TÜİK Raporu, Şubat Depremlerinin Ardından Deprem Bölgesindeki Kaba Ölüm Oranının En Yüksek Olduğunu Gösterdi

Türkiye İstatistik Kurumu (TÜİK), 2023 yılı ölüm istatistikleri raporunu yayınladı. Raporda, 6 Şubat depremlerinin ardından deprem bölgesindeki kaba ölüm oranının en yüksek olduğu dikkat çekiyor. Depremin merkez üssü olan Kahramanmaraş ve çevre iller Hatay ve Adıyaman’da yaşanan can kayıpları, TÜİK’in raporunda öne çıkan veriler arasında.

Verilere göre, Adıyaman, kaba ölüm hızının en yüksek olduğu il olarak kaydedildi. Bu durum, depremin yalnızca anlık bir felaket olmadığını, uzun vadede toplumlar üzerinde kalıcı etkiler bıraktığını gösteriyor.

TÜİK’in açıkladığı ölüm sayılarına göre, deprem nedeniyle hayatını kaybedenlerin sayısı 45 bin 784 olarak belirtildi. Bu rakamın, “geçici koruma statüsüyle ülkede bulunan Suriyeliler” dahil edilmeden hesaplandığı vurgulandı. Dönemin İçişleri Bakanı Süleyman Soylu’nun Mart 2023’te yaptığı açıklamada, depremde hayatını kaybedenlerin sayısını 48 bin 448 olarak duyurduğu ve bu sayının içinde 6 bin 660 yabancı uyruklunun bulunduğu belirtildi.

2023 yılında Türkiye’deki toplam ölüm sayısı bir önceki yıla göre yüzde 4,1 artarak 525 bin 814’e ulaştı. Bu artışın büyük bir kısmının deprem kaynaklı olduğu anlaşılıyor. Deprem sonrası yaşanan ölümler, dışsal yaralanma nedenleri ve zehirlenme kaynaklı ölümler arasında yer alıyor ve bu ölümlerin oranı 2022 yılında yüzde 3,9 iken, 2023 yılında yüzde 12,3’e yükseldi.

Türkiye genelinde birincil ölüm nedeninin dolaşım sistemi hastalıkları olduğu, bu hastalıkların ölümlerin yüzde 33’ünden fazlasına neden olduğu belirtildi.

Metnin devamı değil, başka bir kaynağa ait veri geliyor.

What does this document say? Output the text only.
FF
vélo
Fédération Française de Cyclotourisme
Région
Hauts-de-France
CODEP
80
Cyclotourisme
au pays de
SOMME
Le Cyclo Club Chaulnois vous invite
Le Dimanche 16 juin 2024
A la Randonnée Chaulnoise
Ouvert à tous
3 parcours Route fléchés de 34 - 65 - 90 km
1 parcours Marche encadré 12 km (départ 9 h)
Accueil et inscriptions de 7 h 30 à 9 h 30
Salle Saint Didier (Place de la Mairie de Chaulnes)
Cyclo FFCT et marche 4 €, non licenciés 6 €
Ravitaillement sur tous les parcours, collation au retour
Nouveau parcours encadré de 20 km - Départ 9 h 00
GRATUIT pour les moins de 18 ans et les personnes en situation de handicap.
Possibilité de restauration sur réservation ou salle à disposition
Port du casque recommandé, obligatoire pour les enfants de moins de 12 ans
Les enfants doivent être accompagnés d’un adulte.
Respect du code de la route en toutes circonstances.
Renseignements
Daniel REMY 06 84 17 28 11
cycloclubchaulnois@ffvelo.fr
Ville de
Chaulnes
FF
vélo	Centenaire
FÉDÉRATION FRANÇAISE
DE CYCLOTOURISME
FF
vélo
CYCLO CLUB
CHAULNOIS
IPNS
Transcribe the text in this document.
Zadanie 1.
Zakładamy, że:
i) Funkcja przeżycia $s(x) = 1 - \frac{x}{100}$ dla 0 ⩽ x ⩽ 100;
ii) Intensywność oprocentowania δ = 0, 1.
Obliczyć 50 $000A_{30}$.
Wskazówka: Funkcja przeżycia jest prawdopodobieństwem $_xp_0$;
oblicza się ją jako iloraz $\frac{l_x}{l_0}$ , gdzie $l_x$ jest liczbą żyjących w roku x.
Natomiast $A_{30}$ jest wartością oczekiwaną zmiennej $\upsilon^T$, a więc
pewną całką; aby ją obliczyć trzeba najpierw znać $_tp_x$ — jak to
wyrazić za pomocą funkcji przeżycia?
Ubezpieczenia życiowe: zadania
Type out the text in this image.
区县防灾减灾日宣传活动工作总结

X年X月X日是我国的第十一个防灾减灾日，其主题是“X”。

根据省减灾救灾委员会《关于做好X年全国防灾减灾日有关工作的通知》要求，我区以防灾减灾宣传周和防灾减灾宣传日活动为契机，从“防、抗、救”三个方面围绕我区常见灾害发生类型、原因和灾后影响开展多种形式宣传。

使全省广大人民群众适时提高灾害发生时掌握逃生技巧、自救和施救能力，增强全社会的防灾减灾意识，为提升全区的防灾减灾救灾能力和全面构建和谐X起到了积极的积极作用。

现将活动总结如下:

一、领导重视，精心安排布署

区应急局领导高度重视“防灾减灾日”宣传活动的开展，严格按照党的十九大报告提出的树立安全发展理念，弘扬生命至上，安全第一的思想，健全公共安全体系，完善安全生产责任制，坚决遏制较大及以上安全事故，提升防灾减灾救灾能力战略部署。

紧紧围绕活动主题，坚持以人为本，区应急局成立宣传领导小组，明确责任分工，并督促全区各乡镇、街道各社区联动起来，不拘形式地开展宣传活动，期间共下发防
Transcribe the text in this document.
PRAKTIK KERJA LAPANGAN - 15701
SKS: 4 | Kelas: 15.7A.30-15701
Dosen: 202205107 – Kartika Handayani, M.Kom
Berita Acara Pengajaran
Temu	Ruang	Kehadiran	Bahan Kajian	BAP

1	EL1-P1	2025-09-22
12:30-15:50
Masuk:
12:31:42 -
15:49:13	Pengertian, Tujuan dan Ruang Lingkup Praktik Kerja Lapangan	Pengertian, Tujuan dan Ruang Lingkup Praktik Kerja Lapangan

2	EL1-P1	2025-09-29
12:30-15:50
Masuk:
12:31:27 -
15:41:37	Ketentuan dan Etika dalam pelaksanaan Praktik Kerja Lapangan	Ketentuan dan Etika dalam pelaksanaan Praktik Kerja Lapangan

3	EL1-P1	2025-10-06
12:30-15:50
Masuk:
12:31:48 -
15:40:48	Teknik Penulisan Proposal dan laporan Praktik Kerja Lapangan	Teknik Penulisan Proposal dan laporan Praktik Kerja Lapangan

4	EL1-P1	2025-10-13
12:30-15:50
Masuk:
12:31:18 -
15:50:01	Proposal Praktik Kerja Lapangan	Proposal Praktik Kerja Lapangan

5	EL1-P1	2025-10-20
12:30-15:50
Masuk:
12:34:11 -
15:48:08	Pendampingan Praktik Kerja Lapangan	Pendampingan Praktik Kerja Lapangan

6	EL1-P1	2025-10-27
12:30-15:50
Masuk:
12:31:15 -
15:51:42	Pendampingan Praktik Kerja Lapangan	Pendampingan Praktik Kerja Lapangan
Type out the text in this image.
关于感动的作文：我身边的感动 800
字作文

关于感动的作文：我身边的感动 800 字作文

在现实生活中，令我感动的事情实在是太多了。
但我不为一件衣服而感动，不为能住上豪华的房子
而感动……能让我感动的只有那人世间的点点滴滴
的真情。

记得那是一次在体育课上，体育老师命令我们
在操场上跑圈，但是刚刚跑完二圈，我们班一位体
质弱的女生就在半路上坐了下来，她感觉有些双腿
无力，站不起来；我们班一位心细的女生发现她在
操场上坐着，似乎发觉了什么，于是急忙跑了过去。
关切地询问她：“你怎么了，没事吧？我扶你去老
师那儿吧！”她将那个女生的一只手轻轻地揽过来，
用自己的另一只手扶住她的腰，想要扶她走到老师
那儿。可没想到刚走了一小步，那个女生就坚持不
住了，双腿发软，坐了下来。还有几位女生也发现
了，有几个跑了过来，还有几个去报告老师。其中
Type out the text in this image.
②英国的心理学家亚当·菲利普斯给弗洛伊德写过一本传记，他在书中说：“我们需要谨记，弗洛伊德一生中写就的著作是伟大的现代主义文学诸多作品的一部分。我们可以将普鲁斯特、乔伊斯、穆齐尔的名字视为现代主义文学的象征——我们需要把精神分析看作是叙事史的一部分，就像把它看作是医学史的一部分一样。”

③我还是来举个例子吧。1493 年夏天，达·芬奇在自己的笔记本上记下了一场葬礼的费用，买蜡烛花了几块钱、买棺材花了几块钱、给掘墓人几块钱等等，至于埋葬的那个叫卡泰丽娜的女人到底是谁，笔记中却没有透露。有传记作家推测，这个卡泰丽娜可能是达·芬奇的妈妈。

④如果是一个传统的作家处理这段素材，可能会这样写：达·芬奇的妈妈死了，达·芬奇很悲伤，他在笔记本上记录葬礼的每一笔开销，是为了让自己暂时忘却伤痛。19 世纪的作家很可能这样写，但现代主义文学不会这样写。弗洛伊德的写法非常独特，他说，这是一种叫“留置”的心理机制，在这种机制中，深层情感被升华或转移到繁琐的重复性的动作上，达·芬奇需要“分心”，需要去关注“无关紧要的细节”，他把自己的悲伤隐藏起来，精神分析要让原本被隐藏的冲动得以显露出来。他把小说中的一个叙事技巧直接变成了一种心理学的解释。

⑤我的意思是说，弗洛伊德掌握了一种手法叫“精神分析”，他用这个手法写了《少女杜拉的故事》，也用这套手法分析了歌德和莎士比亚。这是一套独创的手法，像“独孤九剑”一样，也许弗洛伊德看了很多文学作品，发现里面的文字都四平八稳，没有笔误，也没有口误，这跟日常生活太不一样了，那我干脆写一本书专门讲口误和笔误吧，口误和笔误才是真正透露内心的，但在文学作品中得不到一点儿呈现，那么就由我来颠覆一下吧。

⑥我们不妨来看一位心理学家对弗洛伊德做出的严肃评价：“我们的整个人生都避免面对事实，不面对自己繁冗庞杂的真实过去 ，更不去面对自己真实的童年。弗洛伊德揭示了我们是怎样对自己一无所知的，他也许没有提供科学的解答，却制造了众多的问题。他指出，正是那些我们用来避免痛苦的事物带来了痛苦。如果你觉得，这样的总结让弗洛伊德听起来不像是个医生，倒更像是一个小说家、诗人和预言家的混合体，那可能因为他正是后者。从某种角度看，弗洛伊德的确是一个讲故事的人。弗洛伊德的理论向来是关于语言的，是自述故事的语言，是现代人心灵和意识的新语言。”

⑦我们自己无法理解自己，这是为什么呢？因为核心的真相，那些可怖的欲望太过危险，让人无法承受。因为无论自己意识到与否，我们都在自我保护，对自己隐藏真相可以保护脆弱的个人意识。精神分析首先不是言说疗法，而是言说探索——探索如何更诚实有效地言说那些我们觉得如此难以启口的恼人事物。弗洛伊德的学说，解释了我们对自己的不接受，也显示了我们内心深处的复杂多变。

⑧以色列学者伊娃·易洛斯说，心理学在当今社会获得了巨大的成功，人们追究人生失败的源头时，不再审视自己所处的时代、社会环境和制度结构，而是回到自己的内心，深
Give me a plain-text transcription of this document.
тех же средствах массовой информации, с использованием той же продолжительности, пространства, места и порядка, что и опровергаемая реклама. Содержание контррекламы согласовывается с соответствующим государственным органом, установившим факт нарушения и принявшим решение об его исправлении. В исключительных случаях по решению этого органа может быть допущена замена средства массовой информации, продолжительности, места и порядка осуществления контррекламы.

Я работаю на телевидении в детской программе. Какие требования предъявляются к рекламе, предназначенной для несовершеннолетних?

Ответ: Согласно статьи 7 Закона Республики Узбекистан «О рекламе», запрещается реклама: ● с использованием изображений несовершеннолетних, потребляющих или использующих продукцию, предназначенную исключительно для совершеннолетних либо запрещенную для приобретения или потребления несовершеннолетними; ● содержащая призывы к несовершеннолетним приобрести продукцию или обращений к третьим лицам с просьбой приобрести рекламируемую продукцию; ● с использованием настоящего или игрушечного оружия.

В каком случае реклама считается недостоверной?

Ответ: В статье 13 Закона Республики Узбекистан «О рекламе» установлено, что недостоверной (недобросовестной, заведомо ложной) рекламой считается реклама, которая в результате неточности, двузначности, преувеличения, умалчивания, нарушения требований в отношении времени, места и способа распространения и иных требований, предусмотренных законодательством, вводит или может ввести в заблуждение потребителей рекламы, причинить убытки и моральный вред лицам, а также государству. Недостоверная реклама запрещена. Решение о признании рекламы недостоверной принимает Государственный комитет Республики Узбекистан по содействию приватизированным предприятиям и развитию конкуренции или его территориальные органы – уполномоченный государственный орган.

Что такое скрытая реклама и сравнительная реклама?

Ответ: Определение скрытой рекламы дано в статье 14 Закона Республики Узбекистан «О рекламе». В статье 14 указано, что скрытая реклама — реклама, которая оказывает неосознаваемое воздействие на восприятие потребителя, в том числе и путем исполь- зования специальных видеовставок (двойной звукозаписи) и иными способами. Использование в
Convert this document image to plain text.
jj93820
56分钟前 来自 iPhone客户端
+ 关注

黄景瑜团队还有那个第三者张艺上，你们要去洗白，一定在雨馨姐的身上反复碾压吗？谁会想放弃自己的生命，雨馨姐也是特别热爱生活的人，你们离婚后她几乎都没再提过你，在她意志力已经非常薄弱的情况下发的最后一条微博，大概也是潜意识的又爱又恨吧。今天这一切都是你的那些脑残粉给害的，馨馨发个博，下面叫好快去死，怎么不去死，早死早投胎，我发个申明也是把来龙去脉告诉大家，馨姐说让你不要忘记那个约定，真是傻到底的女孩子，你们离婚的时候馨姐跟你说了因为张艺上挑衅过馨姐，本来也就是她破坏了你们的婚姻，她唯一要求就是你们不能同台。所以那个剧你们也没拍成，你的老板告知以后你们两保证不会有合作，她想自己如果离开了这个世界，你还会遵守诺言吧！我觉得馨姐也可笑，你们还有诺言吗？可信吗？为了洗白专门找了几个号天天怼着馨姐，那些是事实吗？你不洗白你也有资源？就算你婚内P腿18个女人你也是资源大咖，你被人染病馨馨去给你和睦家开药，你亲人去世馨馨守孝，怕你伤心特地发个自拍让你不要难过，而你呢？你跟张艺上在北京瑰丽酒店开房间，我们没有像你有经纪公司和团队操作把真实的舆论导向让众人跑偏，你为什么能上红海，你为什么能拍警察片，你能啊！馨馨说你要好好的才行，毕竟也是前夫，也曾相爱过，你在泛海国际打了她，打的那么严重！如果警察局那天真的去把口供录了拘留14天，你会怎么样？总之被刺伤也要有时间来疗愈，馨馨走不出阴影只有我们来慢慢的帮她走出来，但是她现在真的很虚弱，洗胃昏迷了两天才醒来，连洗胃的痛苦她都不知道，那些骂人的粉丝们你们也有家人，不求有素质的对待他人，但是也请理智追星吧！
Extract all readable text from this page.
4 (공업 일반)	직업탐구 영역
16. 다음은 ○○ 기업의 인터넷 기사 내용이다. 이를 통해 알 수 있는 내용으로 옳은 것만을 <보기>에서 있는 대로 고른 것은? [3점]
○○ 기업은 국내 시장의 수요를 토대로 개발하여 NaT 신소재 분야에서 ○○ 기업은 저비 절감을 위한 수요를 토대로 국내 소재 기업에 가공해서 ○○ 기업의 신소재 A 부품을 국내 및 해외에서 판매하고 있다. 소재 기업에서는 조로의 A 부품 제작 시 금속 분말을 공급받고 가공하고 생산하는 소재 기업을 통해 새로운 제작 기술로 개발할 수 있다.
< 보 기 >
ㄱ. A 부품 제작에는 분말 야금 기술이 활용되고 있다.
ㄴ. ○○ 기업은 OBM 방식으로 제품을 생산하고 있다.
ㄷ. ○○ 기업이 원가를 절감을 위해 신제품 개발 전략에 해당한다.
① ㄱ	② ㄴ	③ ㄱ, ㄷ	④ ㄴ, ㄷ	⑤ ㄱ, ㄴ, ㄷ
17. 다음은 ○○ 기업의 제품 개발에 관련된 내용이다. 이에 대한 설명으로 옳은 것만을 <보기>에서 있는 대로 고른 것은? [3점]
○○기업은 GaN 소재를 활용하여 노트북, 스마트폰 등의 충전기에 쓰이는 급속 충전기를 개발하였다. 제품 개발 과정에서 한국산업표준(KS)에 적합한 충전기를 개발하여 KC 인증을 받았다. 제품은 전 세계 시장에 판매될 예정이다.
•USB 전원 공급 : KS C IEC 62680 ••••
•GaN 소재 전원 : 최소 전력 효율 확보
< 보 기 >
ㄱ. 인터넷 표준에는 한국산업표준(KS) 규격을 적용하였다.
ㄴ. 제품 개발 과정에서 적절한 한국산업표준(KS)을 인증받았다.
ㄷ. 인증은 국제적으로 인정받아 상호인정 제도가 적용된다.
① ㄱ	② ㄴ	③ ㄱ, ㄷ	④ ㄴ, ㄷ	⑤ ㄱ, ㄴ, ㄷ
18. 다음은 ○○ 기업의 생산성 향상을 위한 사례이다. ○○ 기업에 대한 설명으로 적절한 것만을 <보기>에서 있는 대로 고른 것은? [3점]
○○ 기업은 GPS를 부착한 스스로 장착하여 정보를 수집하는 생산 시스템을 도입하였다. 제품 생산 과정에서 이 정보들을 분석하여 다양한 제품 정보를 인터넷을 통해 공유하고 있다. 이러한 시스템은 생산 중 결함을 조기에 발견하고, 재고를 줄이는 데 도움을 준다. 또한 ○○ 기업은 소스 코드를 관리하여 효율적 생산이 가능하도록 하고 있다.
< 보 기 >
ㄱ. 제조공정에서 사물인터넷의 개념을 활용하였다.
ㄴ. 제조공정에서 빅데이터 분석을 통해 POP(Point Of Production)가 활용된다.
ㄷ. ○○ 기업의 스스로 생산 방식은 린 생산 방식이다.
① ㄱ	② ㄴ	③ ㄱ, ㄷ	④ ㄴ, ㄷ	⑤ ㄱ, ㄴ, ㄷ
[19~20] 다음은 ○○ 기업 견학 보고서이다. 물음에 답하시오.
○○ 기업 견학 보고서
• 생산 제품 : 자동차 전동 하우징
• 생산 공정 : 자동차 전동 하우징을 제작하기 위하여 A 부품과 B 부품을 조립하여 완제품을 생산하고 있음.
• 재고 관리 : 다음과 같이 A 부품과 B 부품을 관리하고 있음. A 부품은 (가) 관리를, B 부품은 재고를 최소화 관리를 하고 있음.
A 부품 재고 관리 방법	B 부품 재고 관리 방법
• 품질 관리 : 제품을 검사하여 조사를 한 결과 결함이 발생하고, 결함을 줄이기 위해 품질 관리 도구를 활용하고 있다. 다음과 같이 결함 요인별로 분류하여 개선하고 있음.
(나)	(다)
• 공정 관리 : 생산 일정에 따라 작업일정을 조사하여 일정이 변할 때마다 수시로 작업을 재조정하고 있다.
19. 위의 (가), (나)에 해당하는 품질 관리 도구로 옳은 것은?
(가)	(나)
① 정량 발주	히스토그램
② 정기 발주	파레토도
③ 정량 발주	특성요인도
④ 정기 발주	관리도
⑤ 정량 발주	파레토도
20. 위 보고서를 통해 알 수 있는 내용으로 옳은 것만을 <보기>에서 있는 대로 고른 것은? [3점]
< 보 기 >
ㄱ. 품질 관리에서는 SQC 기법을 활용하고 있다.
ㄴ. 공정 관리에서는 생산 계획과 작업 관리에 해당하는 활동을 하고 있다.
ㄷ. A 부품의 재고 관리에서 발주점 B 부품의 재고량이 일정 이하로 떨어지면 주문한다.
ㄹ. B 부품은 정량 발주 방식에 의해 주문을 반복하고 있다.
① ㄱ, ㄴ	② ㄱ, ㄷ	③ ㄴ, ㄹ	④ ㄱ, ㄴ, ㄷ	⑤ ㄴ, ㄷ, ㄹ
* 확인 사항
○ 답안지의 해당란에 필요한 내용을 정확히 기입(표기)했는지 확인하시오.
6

Dolaşım sistemi hastalıklarını, ölümlerin yüzde 15’ine neden olan iyi huylu ve kötü huylu tümörler ve yüzde 13’üne neden olan solunum sistemi hastalıkları izliyor.

Bu rapor, doğal afetlerin insan hayatı üzerindeki etkilerini ve toplum sağlığı üzerindeki uzun vadeli sonuçlarını anlamamız açısından önem taşıyor. Afet yönetimi ve hazırlık çalışmaları, bu tür olayların olası etkilerini azaltmak için kritik öneme sahip. TÜİK’in açıkladığı veriler, deprem bölgesindeki toplulukların karşılaştığı zorlukları ve acil yardım ile destek hizmetlerinin önemini vurguluyor. Ayrıca, afet sonrası iyileşme sürecinin, sadece fiziksel yapıların yeniden inşasıyla sınırlı olmadığını, aynı zamanda toplumun psikolojik ve sosyal iyileşmesini de kapsaması gerektiğini gösteriyor.